Dynamic Analysis Security Testing (DAST)
DAST consists of what is traditionally considered web application or vulnerability scanners. DAST tools search for active vulnerabilities in live, running code.
Incident response within the context of application security is the process you go through to be notified of vulnerabilities that testers find, both externally and internally. Your incident response team is responsible for tracking all vulnerabilities and responsibly disclosing the important problems to your entire customer base.

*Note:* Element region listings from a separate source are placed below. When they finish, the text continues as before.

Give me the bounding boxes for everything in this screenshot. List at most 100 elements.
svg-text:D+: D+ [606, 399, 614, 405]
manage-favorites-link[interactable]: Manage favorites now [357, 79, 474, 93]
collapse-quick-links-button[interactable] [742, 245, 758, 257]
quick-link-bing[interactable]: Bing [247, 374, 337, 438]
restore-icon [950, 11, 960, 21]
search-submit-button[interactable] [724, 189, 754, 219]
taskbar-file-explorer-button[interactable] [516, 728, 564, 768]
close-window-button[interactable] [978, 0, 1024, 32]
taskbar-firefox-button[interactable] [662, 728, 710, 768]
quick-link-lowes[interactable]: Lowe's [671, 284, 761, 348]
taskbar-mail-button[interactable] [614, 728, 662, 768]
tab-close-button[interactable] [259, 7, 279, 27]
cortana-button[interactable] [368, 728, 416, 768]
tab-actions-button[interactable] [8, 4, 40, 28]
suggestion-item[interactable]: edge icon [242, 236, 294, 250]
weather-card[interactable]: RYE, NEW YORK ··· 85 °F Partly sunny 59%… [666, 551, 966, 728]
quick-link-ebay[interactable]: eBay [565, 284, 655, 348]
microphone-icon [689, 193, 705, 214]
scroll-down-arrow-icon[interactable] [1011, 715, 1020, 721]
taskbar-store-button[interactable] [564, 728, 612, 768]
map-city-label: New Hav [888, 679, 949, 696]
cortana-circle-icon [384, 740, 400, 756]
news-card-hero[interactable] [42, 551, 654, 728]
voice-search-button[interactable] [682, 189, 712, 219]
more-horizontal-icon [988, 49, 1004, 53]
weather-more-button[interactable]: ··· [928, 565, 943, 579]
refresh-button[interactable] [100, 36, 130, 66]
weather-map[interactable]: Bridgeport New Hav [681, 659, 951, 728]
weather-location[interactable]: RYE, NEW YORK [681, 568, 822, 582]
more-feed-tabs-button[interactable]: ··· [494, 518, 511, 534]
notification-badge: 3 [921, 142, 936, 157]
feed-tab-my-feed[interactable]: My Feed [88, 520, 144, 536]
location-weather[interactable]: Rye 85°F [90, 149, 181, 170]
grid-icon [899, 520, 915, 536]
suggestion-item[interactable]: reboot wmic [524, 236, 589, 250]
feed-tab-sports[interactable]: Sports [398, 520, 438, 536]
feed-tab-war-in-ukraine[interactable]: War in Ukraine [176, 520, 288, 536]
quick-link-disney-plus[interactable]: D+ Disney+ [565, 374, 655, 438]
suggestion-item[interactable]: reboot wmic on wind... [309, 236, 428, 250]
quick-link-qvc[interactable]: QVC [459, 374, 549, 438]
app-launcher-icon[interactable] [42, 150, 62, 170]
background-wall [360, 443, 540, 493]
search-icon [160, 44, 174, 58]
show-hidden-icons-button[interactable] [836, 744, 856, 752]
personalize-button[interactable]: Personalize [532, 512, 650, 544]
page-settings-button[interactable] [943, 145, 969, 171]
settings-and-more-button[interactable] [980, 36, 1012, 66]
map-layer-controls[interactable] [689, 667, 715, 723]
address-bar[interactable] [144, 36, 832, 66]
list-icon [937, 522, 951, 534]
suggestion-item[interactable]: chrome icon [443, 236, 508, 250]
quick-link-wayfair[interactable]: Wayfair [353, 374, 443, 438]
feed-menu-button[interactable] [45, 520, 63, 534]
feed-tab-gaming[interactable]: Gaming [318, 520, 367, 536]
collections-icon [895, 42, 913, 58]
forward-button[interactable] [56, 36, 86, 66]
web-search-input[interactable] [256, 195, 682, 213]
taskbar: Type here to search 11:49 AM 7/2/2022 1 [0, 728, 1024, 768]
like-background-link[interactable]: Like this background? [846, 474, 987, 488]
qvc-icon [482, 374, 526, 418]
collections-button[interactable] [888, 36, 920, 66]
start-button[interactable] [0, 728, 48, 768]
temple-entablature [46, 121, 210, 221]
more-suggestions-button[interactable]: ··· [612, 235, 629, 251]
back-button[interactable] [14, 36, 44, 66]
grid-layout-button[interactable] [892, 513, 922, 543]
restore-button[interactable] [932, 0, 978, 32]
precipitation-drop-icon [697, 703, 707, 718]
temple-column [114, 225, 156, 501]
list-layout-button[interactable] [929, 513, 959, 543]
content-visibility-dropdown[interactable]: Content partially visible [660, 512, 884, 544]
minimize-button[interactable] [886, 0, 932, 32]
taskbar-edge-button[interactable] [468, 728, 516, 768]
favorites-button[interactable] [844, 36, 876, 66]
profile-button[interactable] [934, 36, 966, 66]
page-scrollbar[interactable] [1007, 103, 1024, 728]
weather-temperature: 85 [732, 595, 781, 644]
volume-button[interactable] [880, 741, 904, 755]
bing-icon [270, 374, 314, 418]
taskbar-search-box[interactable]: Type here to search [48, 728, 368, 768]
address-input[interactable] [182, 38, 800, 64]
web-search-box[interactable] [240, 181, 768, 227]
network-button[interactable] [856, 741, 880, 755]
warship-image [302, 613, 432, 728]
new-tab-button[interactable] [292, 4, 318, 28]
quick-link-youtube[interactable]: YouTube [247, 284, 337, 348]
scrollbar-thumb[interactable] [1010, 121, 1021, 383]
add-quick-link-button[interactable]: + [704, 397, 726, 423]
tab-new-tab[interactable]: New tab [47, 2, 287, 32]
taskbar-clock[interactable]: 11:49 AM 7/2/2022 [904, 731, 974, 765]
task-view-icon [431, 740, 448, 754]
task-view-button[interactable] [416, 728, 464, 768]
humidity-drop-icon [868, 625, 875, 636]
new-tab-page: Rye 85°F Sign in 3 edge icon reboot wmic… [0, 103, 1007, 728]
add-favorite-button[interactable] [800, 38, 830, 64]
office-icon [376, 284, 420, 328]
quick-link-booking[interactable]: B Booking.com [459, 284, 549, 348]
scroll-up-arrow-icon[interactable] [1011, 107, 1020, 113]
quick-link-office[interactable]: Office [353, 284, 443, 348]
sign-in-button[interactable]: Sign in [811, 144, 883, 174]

The only difference is risk posture
Healthcare, financial, and tech share common approaches to deploying application security. The top seven application security program elements apply to any type of organization. Incorporate them into your S-SDLC, or use them as the foundation to create an S-SDLC.
Ping Identity's Reck notes:
“The sector you're in shouldn't make much of a difference in how you go about applying application security controls. The risk posture and development activities of your company should determine that.”
This is consistent with what we learned after a closer look at both healthcare and financial industry security practices. The risk posture determines what pieces should exist within your S-SDLC process.
The primary distinction between the sectors is on the actual data they try to protect. Tech focuses on the final product and protecting the data the product processes, while healthcare and financial services are both driven by the confidentiality and integrity of the data they collect and process as they deliver their real-world services.
While regulation and risk drive decisions within healthcare and financial services, the most successful companies in those industries don't just do the bare minimum to meet regulation requirements. They employ the seven elements in this article, and they have support and understanding of their comprehensive security practices from the top down.